Comment by thaumasiotes

4 years ago

> Everything is O(1) if N is constant, including log(N), N^2, 2^N, N!, etc.

Not even close. 2^k is not O(1) by virtue of N being constant. Only 2^N.

This has been covered above. It is more common to consider the complexity of hash table operations in terms of the number of operations, or the size of the table; the size of the key is very often constant. These are different variables; the constant size of the key does not trivialize the complexity of inserting N items each with a constant key size.

Here, the relevant key is the output of the hash function though -- that's what you need to increase in order to ensure you can reach all buckets. And that (k) must increase with the table size. So it is not constant and depends on n (table size).

Earlier discussion: https://news.ycombinator.com/item?id=9807739

  • I remember a proof in CLRS which first developed a function that was bounded above by 5 for all conceivable input ("a very quickly-growing function and its very slowly-growing inverse"), and then substituted the constant 4 or 5 into a complexity calculation in place of that function, giving a result which was "only" correct for all conceivable input.

    The same approach applies to key length requirements for hash tables with arbitrarily large backing stores. They do not grow as slowly as the CLRS log* function, but they grow so slowly that there are easily identifiable sharp limits on how large they can be -- an easy example is that a hash table cannot use more memory than the hardware offers no matter how the software is written. A backing store with 1TB of addressable bytes cannot need the key to be more than 40 bits long.

    On a different note, by "table size" in my earlier comment I meant to refer to the number of entries in the table, not the capacity of the backing store. It seems like you might be using the same word for a different concept?

    • >The same approach applies to key length requirements for hash tables with arbitrarily large backing stores. They do not grow as slowly as the CLRS log* function, but they grow so slowly that there are easily identifiable sharp limits on how large they can be -- an easy example is that a hash table cannot use more memory than the hardware offers no matter how the software is written. A backing store with 1TB of addressable bytes cannot need the key to be more than 40 bits long.

      So? That's still putting a bound on table size, which makes it in-practice constant, but doesn't make the algorithm O(1), because you can never get such a result by bounding n, for the reasons the GGP gave -- that's cheating.

      Your complexity bound has to be written on the assumption that n (number of elements to store in hashtable) increases without bound. Assuming you will never use more that Y bytes of data is not valid.

      >On a different note, by "table size" in my earlier comment I meant to refer to the number of entries in the table, not the capacity of the backing store.

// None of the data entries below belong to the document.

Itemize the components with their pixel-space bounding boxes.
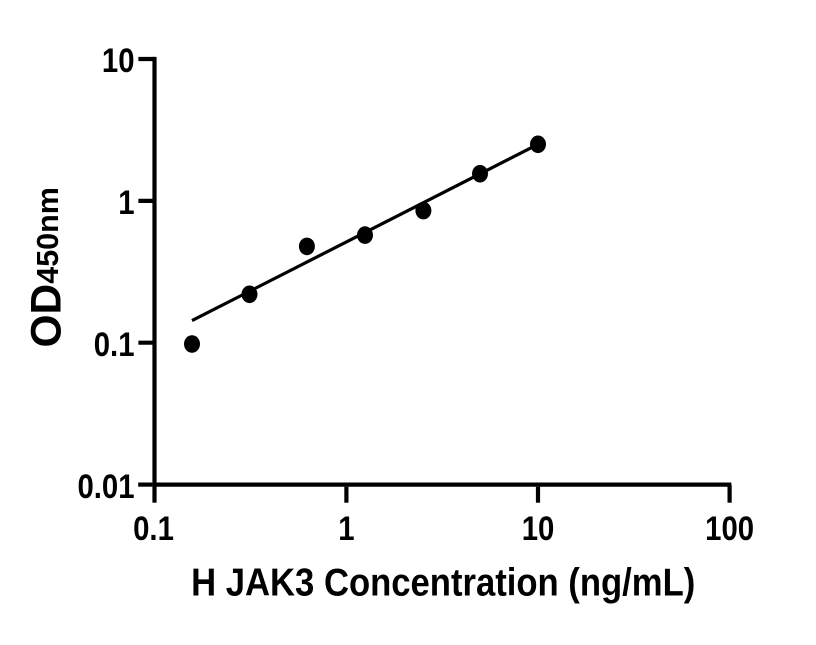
svg-text:0.1: 0.1	[94, 325, 135, 364]
svg-text:10: 10	[522, 509, 555, 548]
svg-text:1: 1	[118, 183, 134, 222]
svg-text:1: 1	[338, 509, 354, 548]
svg-text:10: 10	[102, 41, 135, 80]
svg-text:0.01: 0.01	[77, 467, 134, 506]
svg-text:100: 100	[705, 509, 754, 548]
svg-text:OD450nm: OD450nm	[23, 187, 70, 347]
svg-text:H JAK3 Concentration (ng/mL): H JAK3 Concentration (ng/mL)	[191, 561, 695, 604]
svg-text:0.1: 0.1	[133, 509, 174, 548]
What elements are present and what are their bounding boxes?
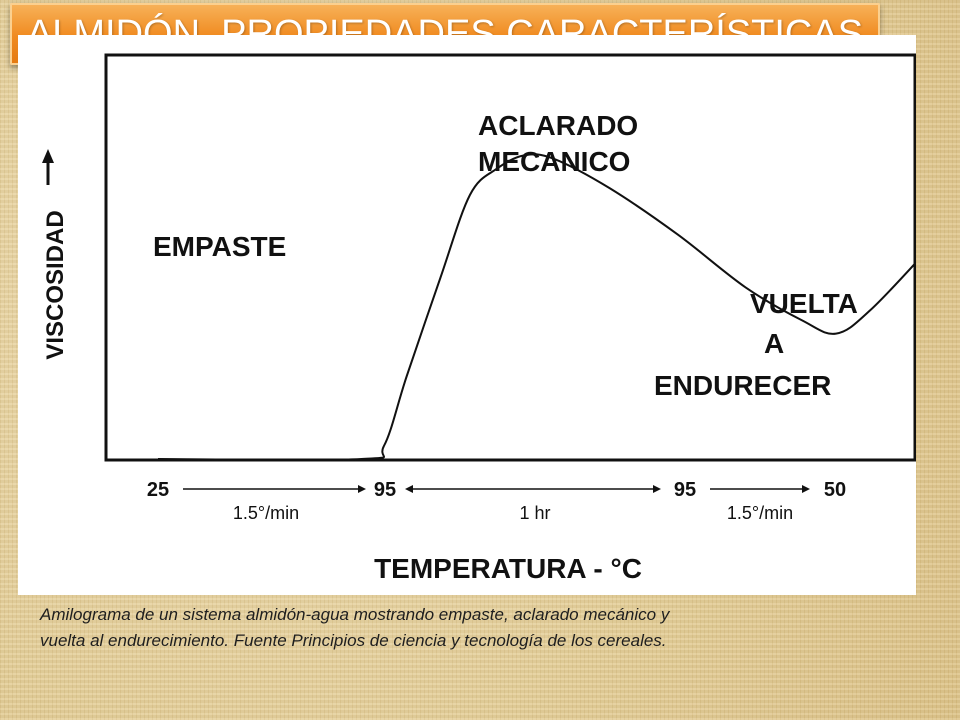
- y-axis-label: VISCOSIDAD: [42, 210, 69, 359]
- amylogram-chart: VISCOSIDAD EMPASTE ACLARADO MECANICO VUE…: [18, 35, 916, 595]
- x-tick-label: 95: [674, 479, 696, 501]
- figure-caption: Amilograma de un sistema almidón-agua mo…: [40, 602, 920, 654]
- annotation-empaste: EMPASTE: [153, 231, 286, 262]
- segment-time-label: 1 hr: [519, 503, 550, 523]
- arrow-head-right: [653, 485, 661, 493]
- arrow-head-right: [802, 485, 810, 493]
- chart-svg: VISCOSIDAD EMPASTE ACLARADO MECANICO VUE…: [42, 53, 916, 584]
- x-tick-label: 95: [374, 479, 396, 501]
- arrow-head-right: [358, 485, 366, 493]
- annotation-vuelta-line3: ENDURECER: [654, 370, 831, 401]
- caption-line-1: Amilograma de un sistema almidón-agua mo…: [40, 605, 670, 624]
- viscosity-curve: [157, 153, 916, 461]
- segment-rate-label: 1.5°/min: [727, 503, 793, 523]
- x-axis-label: TEMPERATURA - °C: [374, 553, 642, 584]
- annotation-vuelta-line2: A: [764, 328, 784, 359]
- plot-frame: [104, 53, 916, 462]
- x-tick-label: 50: [824, 479, 846, 501]
- caption-line-2: vuelta al endurecimiento. Fuente Princip…: [40, 631, 667, 650]
- x-tick-label: 25: [147, 479, 169, 501]
- annotation-aclarado-line1: ACLARADO: [478, 110, 638, 141]
- annotation-aclarado-line2: MECANICO: [478, 146, 630, 177]
- annotation-vuelta-line1: VUELTA: [750, 288, 858, 319]
- segment-rate-label: 1.5°/min: [233, 503, 299, 523]
- y-axis-arrow: [42, 149, 54, 185]
- x-axis: 25 95 95 50 1.5°/min 1 hr 1.5°/min: [147, 479, 846, 523]
- arrow-head-left: [405, 485, 413, 493]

It seems like you might be using the same word for a different concept?

      No, I was using table size exactly as you, to mean the number of elements stored. Is there a reason my comments only made sense under a different definition? It not, be charitable. (And avoid using obscure terms.)

      2 replies →

    • By that logic, any O(logN) factor is simply O(1). That O(NlogN) sort algorithm should just be considered O(N) for all practical purposes.

  • Incidentally, the person replying to you in that thread incorrectly stated that comparison is O(logN) on the number of bits. The most common comparison function, lexicographic comparison, is actually O(1) average case given random inputs of arbitrary length.